Vale Jean Blackman

By Margaret Mitchell, friend and fellow bushwalker. 

Jean Blackman passed away on 8 March 2023. We thank Margaret for sharing these memories of Jean with us. Margaret walked with Jean on NPA bushwalks for 30 years. Margaret thanks the staff of the Summit Care Nursing home in Randwick for their care for Jean and their kindness. 

Jean gave such happiness to us walkers over many decades.  

No walk was beyond her, leading us on through knee-deep water, through bush once up to my shoulders in the Ku-ring-gai area. Her love of the bush and vast knowledge of the flowers was incredible. I learnt so much from her. 

Her whistle brought us to attention: 3 sharp retorts meant morning tea or lunch was over, get ready to move and not be left behind! 

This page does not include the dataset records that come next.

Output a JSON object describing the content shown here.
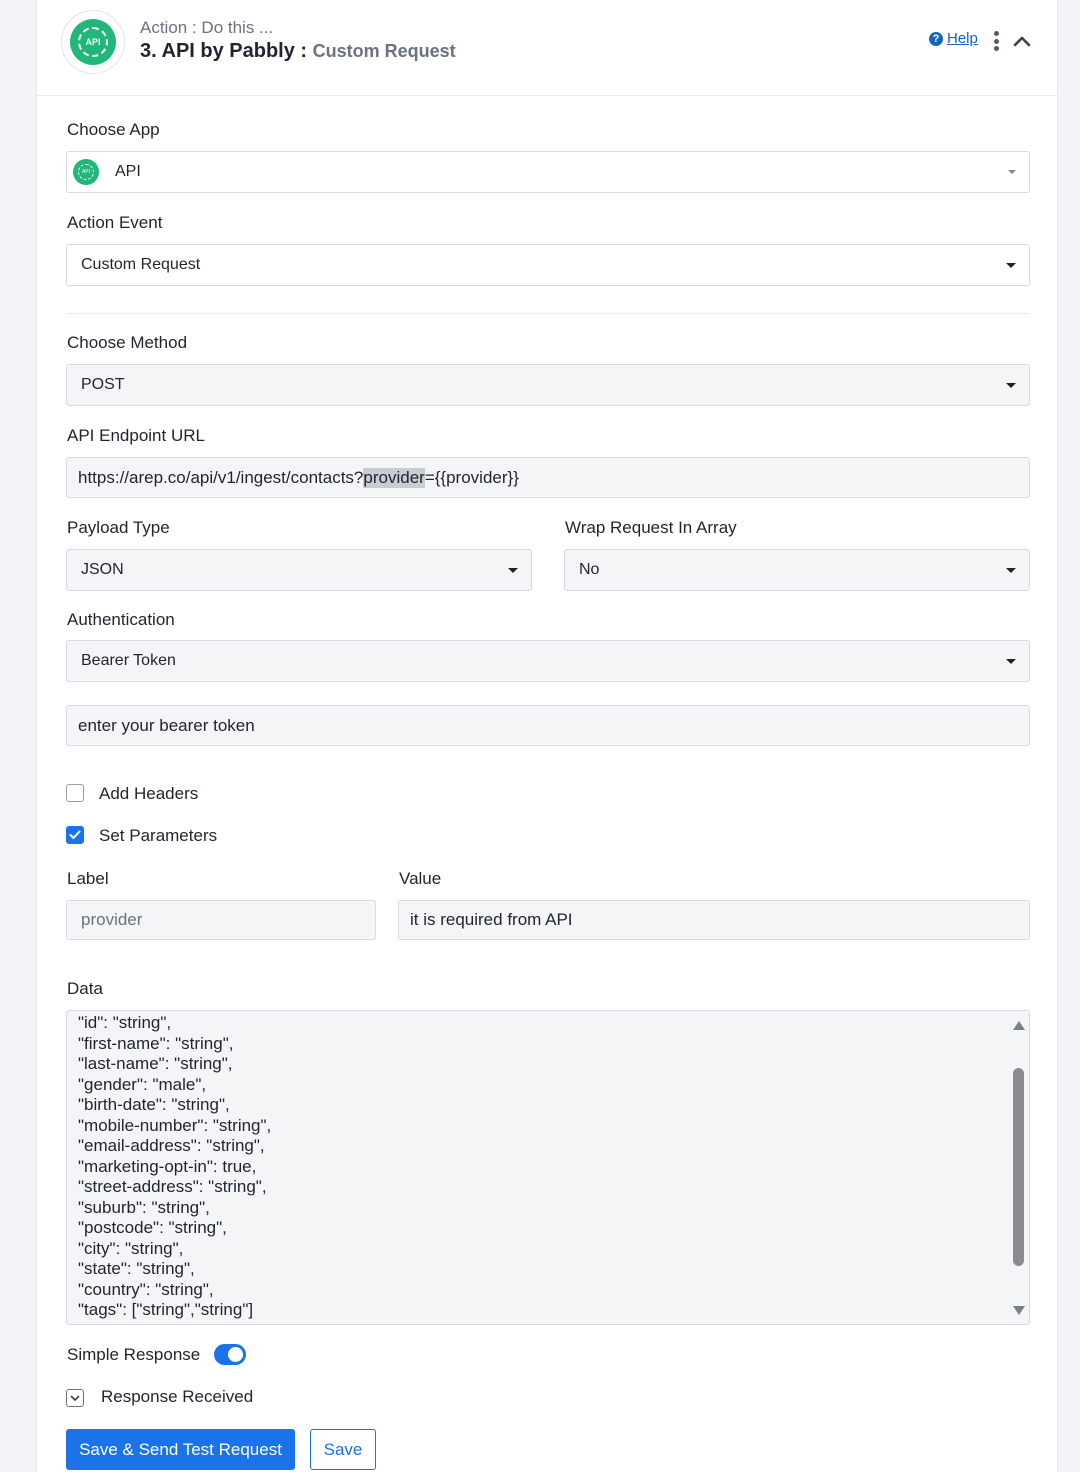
{
  "header": {
    "subtitle": "Action : Do this ...",
    "title": "3. API by Pabbly :",
    "event": "Custom Request",
    "help": "Help",
    "logo_text": "API"
  },
  "choose_app": {
    "label": "Choose App",
    "value": "API"
  },
  "action_event": {
    "label": "Action Event",
    "value": "Custom Request"
  },
  "choose_method": {
    "label": "Choose Method",
    "value": "POST"
  },
  "endpoint": {
    "label": "API Endpoint URL",
    "prefix": "https://arep.co/api/v1/ingest/contacts?",
    "highlight": "provider",
    "suffix": "={{provider}}"
  },
  "payload_type": {
    "label": "Payload Type",
    "value": "JSON"
  },
  "wrap_request": {
    "label": "Wrap Request In Array",
    "value": "No"
  },
  "authentication": {
    "label": "Authentication",
    "value": "Bearer Token"
  },
  "bearer_token": {
    "placeholder": "enter your bearer token"
  },
  "add_headers": {
    "label": "Add Headers",
    "checked": false
  },
  "set_parameters": {
    "label": "Set Parameters",
    "checked": true
  },
  "parameters": {
    "label_header": "Label",
    "value_header": "Value",
    "label_value": "provider",
    "value_value": "it is required from API"
  },
  "data": {
    "label": "Data",
    "content": "\"id\": \"string\",\n\"first-name\": \"string\",\n\"last-name\": \"string\",\n\"gender\": \"male\",\n\"birth-date\": \"string\",\n\"mobile-number\": \"string\",\n\"email-address\": \"string\",\n\"marketing-opt-in\": true,\n\"street-address\": \"string\",\n\"suburb\": \"string\",\n\"postcode\": \"string\",\n\"city\": \"string\",\n\"state\": \"string\",\n\"country\": \"string\",\n\"tags\": [\"string\",\"string\"]"
  },
  "simple_response": {
    "label": "Simple Response",
    "enabled": true
  },
  "response_received": {
    "label": "Response Received"
  },
  "buttons": {
    "save_send": "Save & Send Test Request",
    "save": "Save"
  },
  "colors": {
    "primary": "#1a73e8",
    "brand_green": "#21b67a",
    "link": "#1565c0"
  }
}
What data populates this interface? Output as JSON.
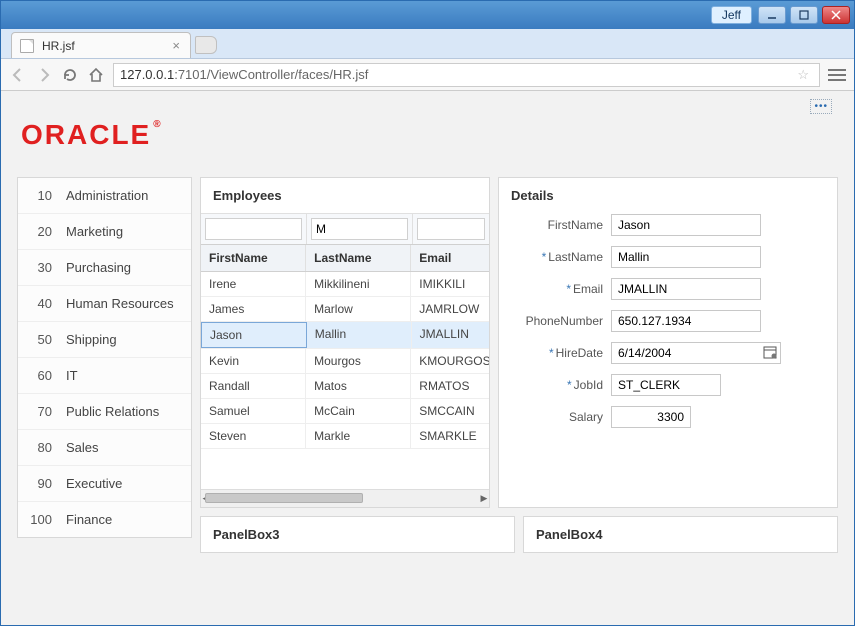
{
  "window": {
    "user": "Jeff"
  },
  "browser": {
    "tab_title": "HR.jsf",
    "url_host": "127.0.0.1",
    "url_port_path": ":7101/ViewController/faces/HR.jsf"
  },
  "logo": "ORACLE",
  "departments": [
    {
      "id": "10",
      "name": "Administration"
    },
    {
      "id": "20",
      "name": "Marketing"
    },
    {
      "id": "30",
      "name": "Purchasing"
    },
    {
      "id": "40",
      "name": "Human Resources"
    },
    {
      "id": "50",
      "name": "Shipping"
    },
    {
      "id": "60",
      "name": "IT"
    },
    {
      "id": "70",
      "name": "Public Relations"
    },
    {
      "id": "80",
      "name": "Sales"
    },
    {
      "id": "90",
      "name": "Executive"
    },
    {
      "id": "100",
      "name": "Finance"
    }
  ],
  "employees": {
    "title": "Employees",
    "filter": {
      "first": "",
      "last": "M",
      "email": ""
    },
    "columns": {
      "first": "FirstName",
      "last": "LastName",
      "email": "Email"
    },
    "rows": [
      {
        "first": "Irene",
        "last": "Mikkilineni",
        "email": "IMIKKILI"
      },
      {
        "first": "James",
        "last": "Marlow",
        "email": "JAMRLOW"
      },
      {
        "first": "Jason",
        "last": "Mallin",
        "email": "JMALLIN"
      },
      {
        "first": "Kevin",
        "last": "Mourgos",
        "email": "KMOURGOS"
      },
      {
        "first": "Randall",
        "last": "Matos",
        "email": "RMATOS"
      },
      {
        "first": "Samuel",
        "last": "McCain",
        "email": "SMCCAIN"
      },
      {
        "first": "Steven",
        "last": "Markle",
        "email": "SMARKLE"
      }
    ],
    "selected_index": 2
  },
  "details": {
    "title": "Details",
    "labels": {
      "first": "FirstName",
      "last": "LastName",
      "email": "Email",
      "phone": "PhoneNumber",
      "hire": "HireDate",
      "job": "JobId",
      "salary": "Salary"
    },
    "values": {
      "first": "Jason",
      "last": "Mallin",
      "email": "JMALLIN",
      "phone": "650.127.1934",
      "hire": "6/14/2004",
      "job": "ST_CLERK",
      "salary": "3300"
    }
  },
  "panel3_title": "PanelBox3",
  "panel4_title": "PanelBox4"
}
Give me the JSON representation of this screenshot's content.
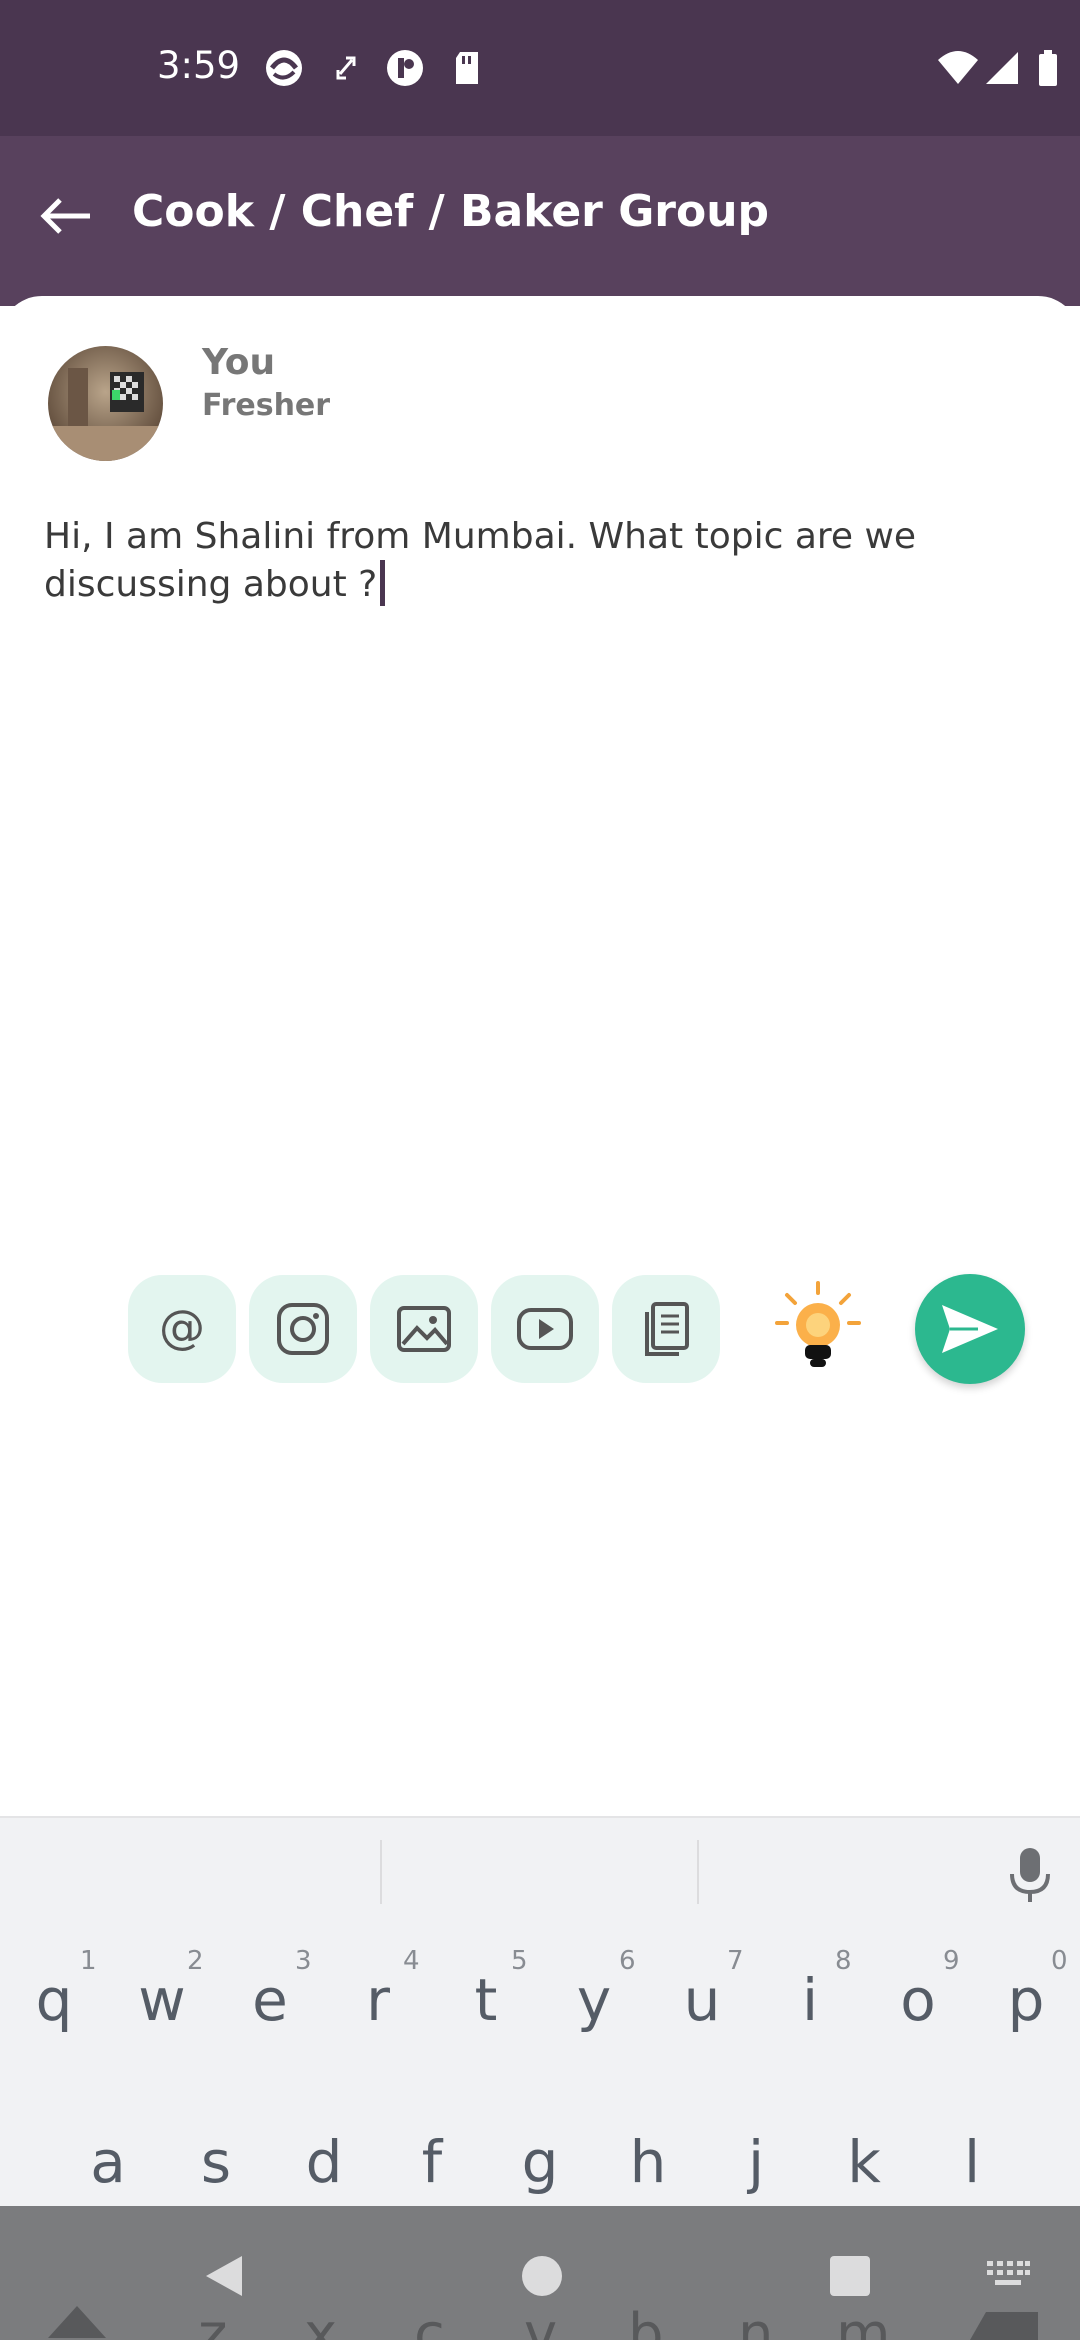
{
  "status_bar": {
    "time": "3:59"
  },
  "header": {
    "title": "Cook / Chef / Baker Group"
  },
  "post": {
    "author_name": "You",
    "author_role": "Fresher",
    "text": "Hi, I am Shalini from Mumbai. What topic are we discussing about ?"
  },
  "toolbar": {
    "tools": [
      {
        "icon": "mention-icon"
      },
      {
        "icon": "instagram-icon"
      },
      {
        "icon": "image-icon"
      },
      {
        "icon": "youtube-icon"
      },
      {
        "icon": "document-icon"
      }
    ],
    "bulb_icon": "lightbulb-icon",
    "send_icon": "send-icon"
  },
  "keyboard": {
    "row1": [
      {
        "key": "q",
        "num": "1"
      },
      {
        "key": "w",
        "num": "2"
      },
      {
        "key": "e",
        "num": "3"
      },
      {
        "key": "r",
        "num": "4"
      },
      {
        "key": "t",
        "num": "5"
      },
      {
        "key": "y",
        "num": "6"
      },
      {
        "key": "u",
        "num": "7"
      },
      {
        "key": "i",
        "num": "8"
      },
      {
        "key": "o",
        "num": "9"
      },
      {
        "key": "p",
        "num": "0"
      }
    ],
    "row2": [
      "a",
      "s",
      "d",
      "f",
      "g",
      "h",
      "j",
      "k",
      "l"
    ],
    "row3": [
      "z",
      "x",
      "c",
      "v",
      "b",
      "n",
      "m"
    ]
  },
  "colors": {
    "status_bar": "#4a3650",
    "header": "#58415d",
    "accent": "#2cb88f",
    "tool_bg": "#e3f5ef",
    "caret": "#4a3650"
  }
}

Jean gave so much, morning tea cakes brought along, all baked by her. Jean was so kind baking special cakes for a walker’s ‘Big Birthday’. Then she made jams and marmalade and gave them to us. Woe betide if you were offered a jar of jam at the start of a long walk and declined saying too heavy to carry!!  

Jean even conducted a walk from her lounge room, once, after her hip surgery. The leader that day needed clarification about where to go, somewhere near Waterfall. Jean knew exactly where they were, and gave the route. Incredible. 

Jean in the UK had fostered children, whom she loved , whilst their parents, mostly from Nigeria, studied as doctors or nurses. When Jean came to Australia, she worked as a registered nurse at St Vincent’s hospital, Darlinghurst on the eye ward. She used to say how she loved this work. 

When she retired early, due to a health issue, she took up walking with her partner Ian, with Walking for Pleasure. Jean soon found she could lead, so began her journey as trips leader. Jean was well known, even by train drivers to whom she offered slices of cake etc. She was a legendary sight at Central station with her big backpack, plastic bag of goodies, and in later years her stick. Head down heading for the platform. 

Jean knitted on the train or bus, and in her free time blankets for the charity Wrapped with Love. Jean asked me over the past six years to carry on, as she could not knit due to her stroke. I had not knitted for years, but when Jean asked something, I always tried to do it. I have been busy and used to show her what I was knitting on my train trips, from the south coast to visit her. 

Jean received many cards and letters from her walking friends when in Summit Care. She had regular visits from Josie, Liz, Margaret B and myself, Carol and Verne until the health issues made the travel too hard for them. I am sure I may have missed other faithful visitors. I am sure others will miss dear Jean so much, but will remember her with grateful thanks.